Musculoskeletal Assessment
Summary
TLDRIn this transcript, Nancy, a nurse from Harper College, conducts a thorough muscular-skeletal assessment of Mr. Hoffman. The assessment covers various joints and muscles, including the temporomandibular joint, spine, shoulders, elbows, wrists, hips, knees, and feet. Nancy checks for signs of pain, abnormal movements, clicking, or weakness, while also assessing the range of motion and strength in each area. After a detailed examination, Nancy concludes that all of Mr. Hoffman's muscles and joints are in good condition with no signs of abnormality or discomfort.
Takeaways
- đ The assessment focuses on the muscular and skeletal system, evaluating muscles, joints, and their range of motion.
- đ The patient has a family history of arthritis, with their sister having rheumatoid arthritis and their mother having arthritis.
- đ The patient has no signs or symptoms of arthritis and reports no joint pain or limited movement.
- đ The assessment starts by checking the temporomandibular joint (TMJ) for clicking or crepitation, with no abnormalities noted.
- đ The neck's range of motion is tested, including chin to chest, looking up at the ceiling, side-to-side turns, and ear-to-shoulder motions. Strength is normal.
- đ The shoulder assessment includes lifting arms, rotating them, and testing strength. No pain or abnormalities are found.
- đ The elbows are examined for range of motion and strength. The patient exhibits normal movement and strength.
- đ The hands and wrists are tested for strength and flexibility, with the patient having no pain or difficulty, even with frequent computer use.

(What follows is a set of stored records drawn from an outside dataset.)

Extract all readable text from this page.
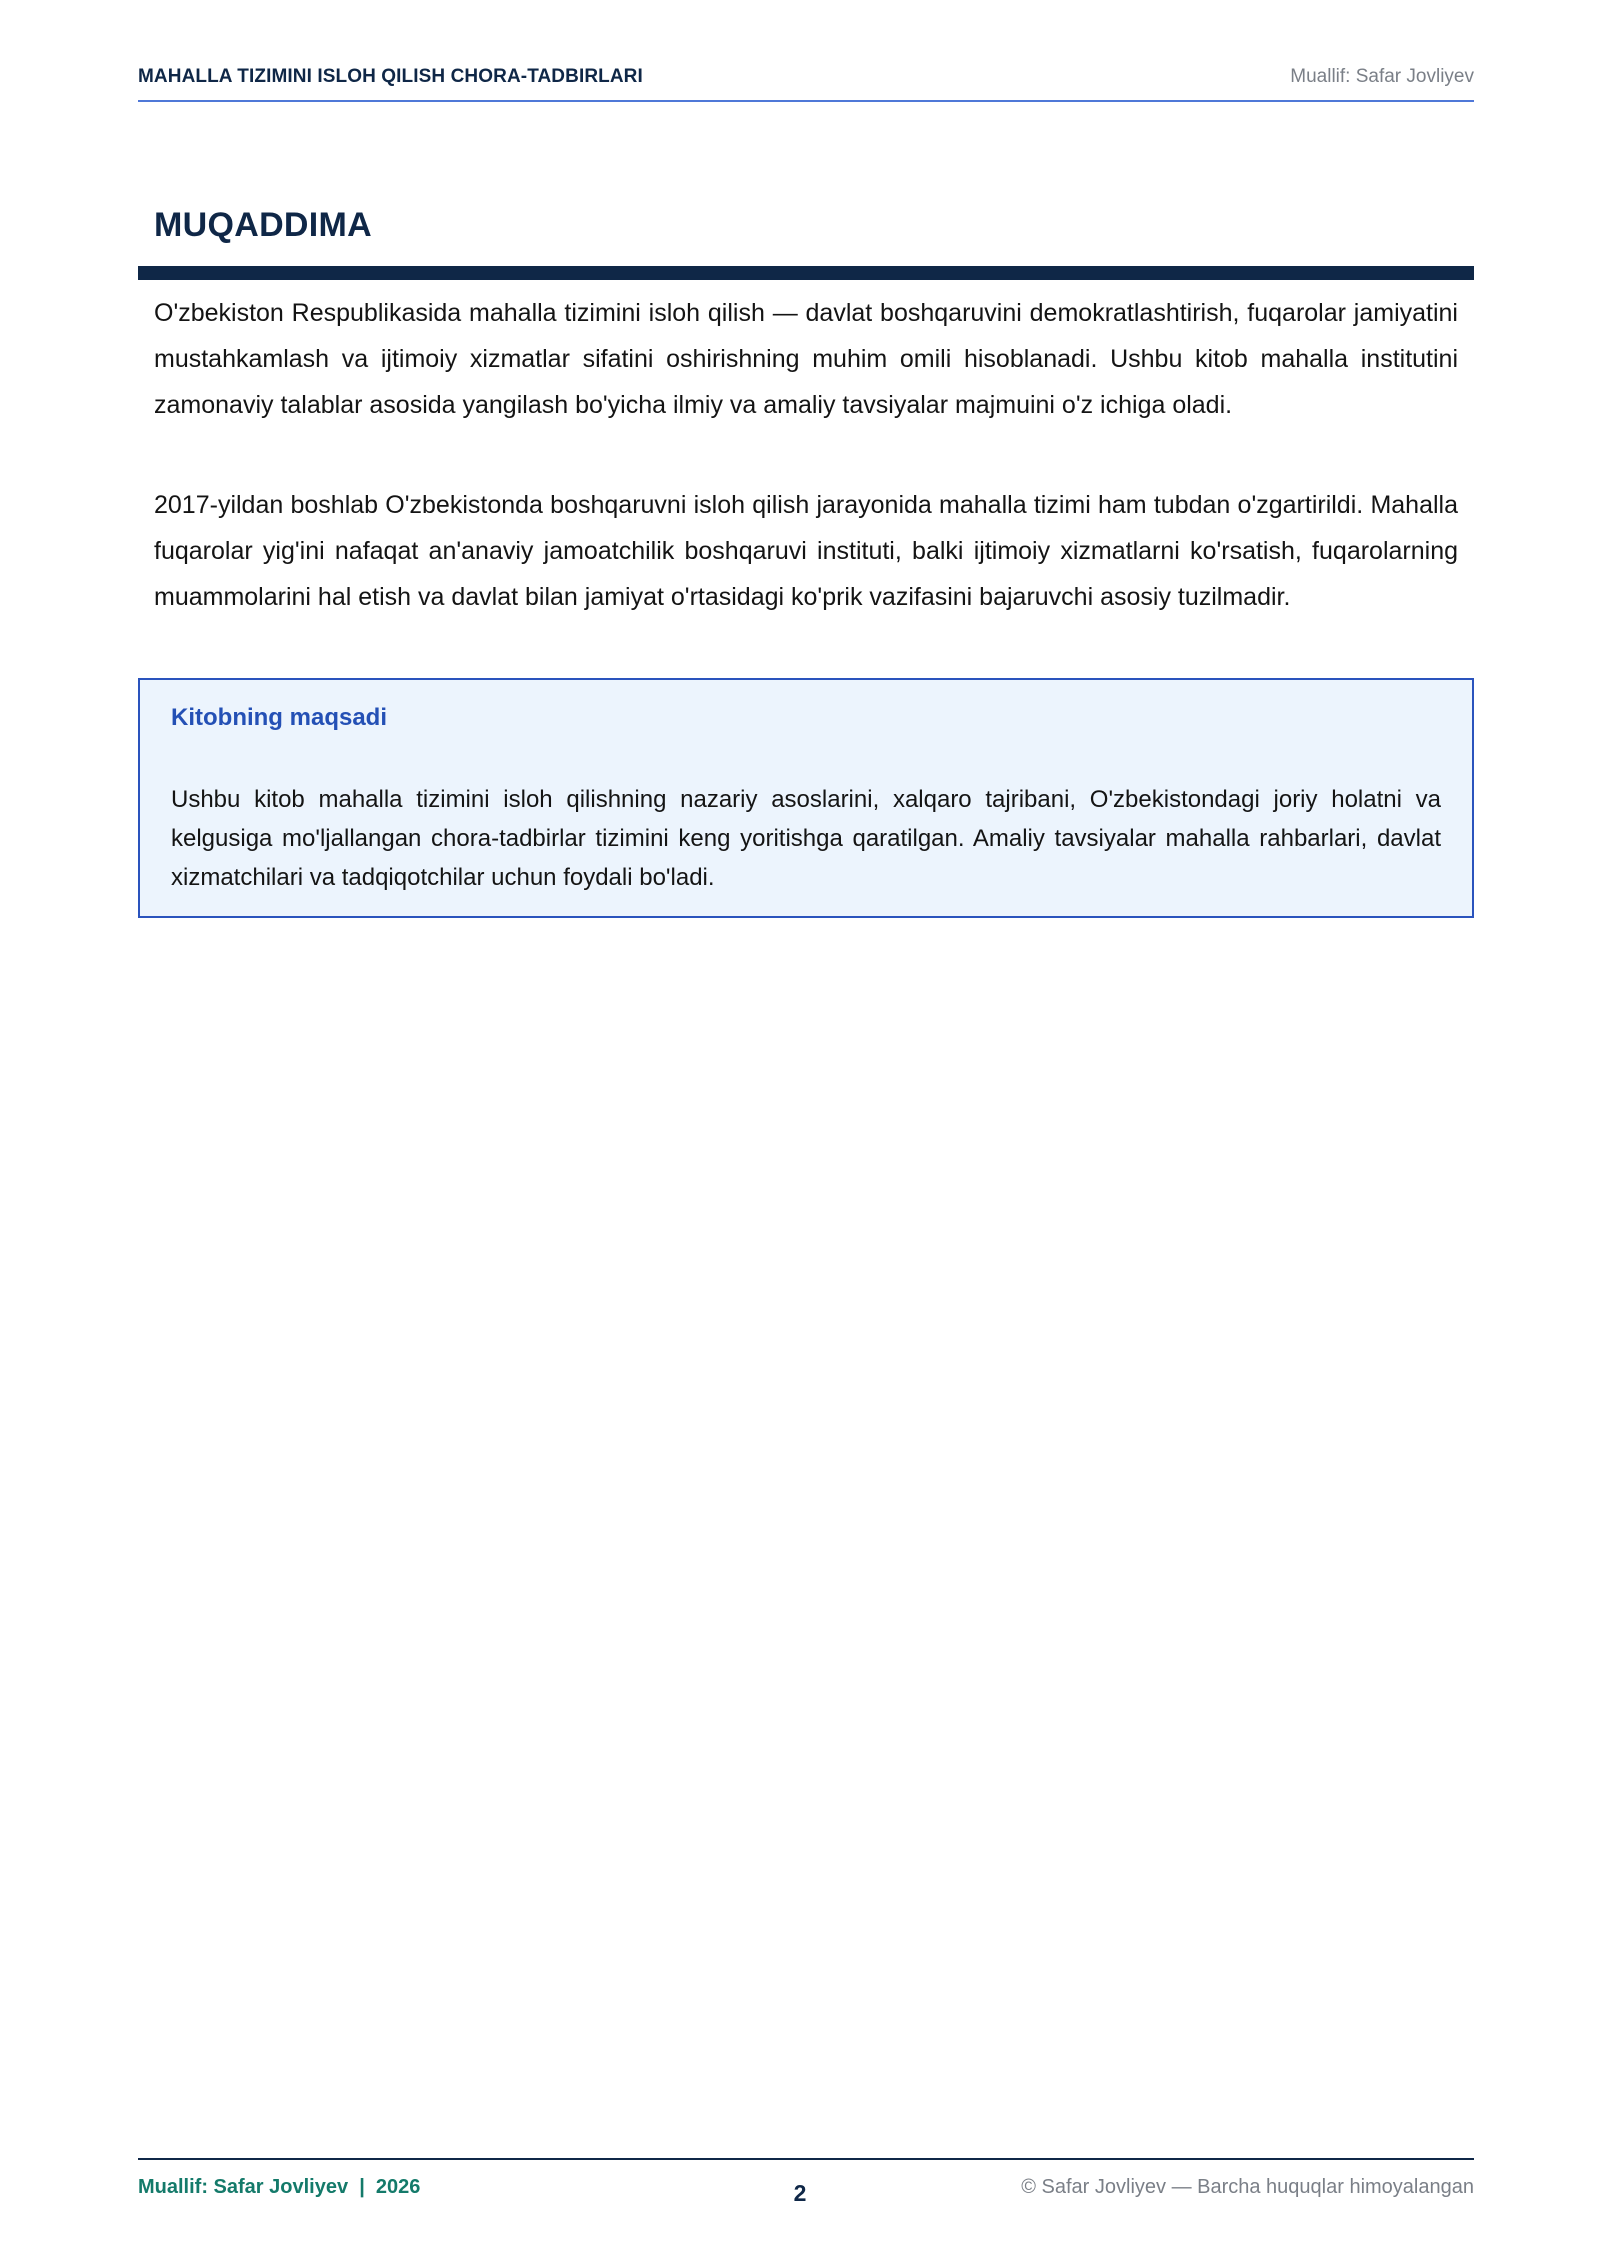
MAHALLA TIZIMINI ISLOH QILISH CHORA-TADBIRLARI	Muallif: Safar Jovliyev
MUQADDIMA

O'zbekiston Respublikasida mahalla tizimini isloh qilish — davlat boshqaruvini demokratlashtirish, fuqarolar jamiyatini mustahkamlash va ijtimoiy xizmatlar sifatini oshirishning muhim omili hisoblanadi. Ushbu kitob mahalla institutini zamonaviy talablar asosida yangilash bo'yicha ilmiy va amaliy tavsiyalar majmuini o'z ichiga oladi.

2017-yildan boshlab O'zbekistonda boshqaruvni isloh qilish jarayonida mahalla tizimi ham tubdan o'zgartirildi. Mahalla fuqarolar yig'ini nafaqat an'anaviy jamoatchilik boshqaruvi instituti, balki ijtimoiy xizmatlarni ko'rsatish, fuqarolarning muammolarini hal etish va davlat bilan jamiyat o'rtasidagi ko'prik vazifasini bajaruvchi asosiy tuzilmadir.

Kitobning maqsadi

Ushbu kitob mahalla tizimini isloh qilishning nazariy asoslarini, xalqaro tajribani, O'zbekistondagi joriy holatni va kelgusiga mo'ljallangan chora-tadbirlar tizimini keng yoritishga qaratilgan. Amaliy tavsiyalar mahalla rahbarlari, davlat xizmatchilari va tadqiqotchilar uchun foydali bo'ladi.

Muallif: Safar Jovliyev  |  2026	2	© Safar Jovliyev — Barcha huquqlar himoyalangan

- đ The hip assessment involves palpation and range of motion exercises like leg movements and strength tests. No pain is reported.
- đ The feet and ankles are carefully palpated due to the number of bones. The patient shows normal strength and no pain in these areas.
- đ The knees are checked for pain or clicking, with the patient mentioning occasional clicking during bike riding but no discomfort.
- đ The spine is palpated for alignment, and range of motion is tested. The patient has normal curvature and movement in the spine.
Q & A
What is the purpose of the assessment in the script?
-The purpose of the assessment is to evaluate the muscular and skeletal system, including the joints, muscles, and bones for any abnormalities, pain, or limited movement.
What is the significance of the Tempo mandibular joint test?
-The Tempo mandibular joint test is used to check for any clicking, crepitation, or pain when the patient moves their mouth, indicating potential issues with the jaw joint.
Why does the nurse palpate the spinal processes during the neck examination?
-Palpating the spinal processes helps identify any abnormalities or tenderness along the cervical spine, ensuring the neck's alignment and health.
What does the nurse assess when testing the range of motion and strength in the neck?
-The nurse tests the patient's ability to move their neck in different directions, including flexion, extension, and rotation, while also checking the strength of the neck muscles against resistance.
How does the nurse assess the patient's shoulder joint function?
-The nurse assesses the shoulder by having the patient move their arms in various directions, including lifting, rotating, and extending, while palpating for pain or abnormal movements.
What is the purpose of testing the strength of the elbows and wrists?
-Testing the strength of the elbows and wrists ensures that the muscles surrounding these joints are functioning normally and that the joints are not experiencing weakness or pain.
Why is palpating the wrists and hands important during the examination?
-Palpating the wrists and hands is important to check for abnormalities like swelling, tenderness, or deformities in the many bones of the hands and wrists, which could indicate issues such as arthritis or injury.
What does the nurse check during the hip assessment?
-During the hip assessment, the nurse palpates the sides of the hips for pain and tests the range of motion by asking the patient to move their legs in various directions to check for strength and flexibility.
How does the nurse assess knee function?
-The nurse assesses knee function by palpating the knees for tenderness and asking the patient to perform movements like bending, straightening, and resisting pressure to evaluate strength and mobility.
What does the nurse look for when palpating the spine and observing the patient bending over?
-The nurse looks for symmetry in the shoulders, scapula, hips, and gluteal folds, as well as ensuring that the spine has a normal curve, which should resemble a 'C' shape during bending.